Once again Apple did it—and the i-phone has changed everything.
A white paper sponsored by Neu Star (Jan. 2007) began with this quote:
Mobile marketing offers one of the most effective and rapidly evolving opportunities to engage with target audiences in new ways. In the developed world, the cell phone is the ubiquitous "third screen" in most people's lives and one that they are rarely without. For hundreds of millions of people in the developing world, the cell phone represents the "only screen" in their lives and makes these new audiences easily and individually reachable for the first time. Today, cell phones represent the most personal and intimate way to communicate with individuals.
Small screen is an important channel in the future of communications. The trend for many years has been to complicate, enlarge, and illustrate. Much of that will remain, again in the channel of large group experience of communication, but much person to person communication is moving to the small screen, specifically to the screens of mobile phones.

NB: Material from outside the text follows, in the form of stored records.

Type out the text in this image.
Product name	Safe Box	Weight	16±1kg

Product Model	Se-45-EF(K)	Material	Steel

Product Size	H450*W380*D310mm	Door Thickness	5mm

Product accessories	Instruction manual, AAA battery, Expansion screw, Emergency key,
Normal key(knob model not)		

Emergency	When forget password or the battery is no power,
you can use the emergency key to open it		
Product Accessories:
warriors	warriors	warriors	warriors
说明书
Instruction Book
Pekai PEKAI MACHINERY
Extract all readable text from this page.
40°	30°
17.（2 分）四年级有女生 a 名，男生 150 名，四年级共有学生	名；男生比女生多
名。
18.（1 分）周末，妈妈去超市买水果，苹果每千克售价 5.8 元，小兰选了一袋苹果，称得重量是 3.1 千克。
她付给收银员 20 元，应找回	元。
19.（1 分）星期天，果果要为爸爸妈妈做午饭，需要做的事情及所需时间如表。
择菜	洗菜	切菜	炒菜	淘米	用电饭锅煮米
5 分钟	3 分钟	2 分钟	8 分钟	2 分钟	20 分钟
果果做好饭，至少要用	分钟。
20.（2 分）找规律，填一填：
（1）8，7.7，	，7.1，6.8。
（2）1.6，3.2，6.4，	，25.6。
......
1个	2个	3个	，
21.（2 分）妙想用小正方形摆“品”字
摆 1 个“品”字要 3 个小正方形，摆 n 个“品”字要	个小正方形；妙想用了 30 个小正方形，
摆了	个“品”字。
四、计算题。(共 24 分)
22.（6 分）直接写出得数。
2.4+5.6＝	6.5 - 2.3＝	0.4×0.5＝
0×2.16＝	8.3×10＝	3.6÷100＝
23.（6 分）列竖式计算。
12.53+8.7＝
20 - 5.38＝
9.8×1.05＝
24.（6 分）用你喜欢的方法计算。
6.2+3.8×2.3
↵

This emerging channel challenges us to pare down our messages to get to the simple core of who we are as communicators for Jesus. It's also a challenge to remind us to not get attached to any form of communication, but to stay close to the subject of our communication Jesus. As I have often shared in my seminars, early on in my communications career I thought communications technology would never get any better than the self-correcting typewriter. I remember the days of crank mimeographs and having to correct stencils—the self-correcting typewriter really was a miracle.
It has been a wild ride learning each new form from desktop publishing to email to websites to blogs. In the past I thought our church communications would continue to become more and more complex, more graphically image and motion rich. I wondered if holograms for every congregation (visualize the teaching of Jesus, the building of the Temple) would be our next learning challenge. I was so wrong.
I find it hopeful that the next big thing might be a small thing.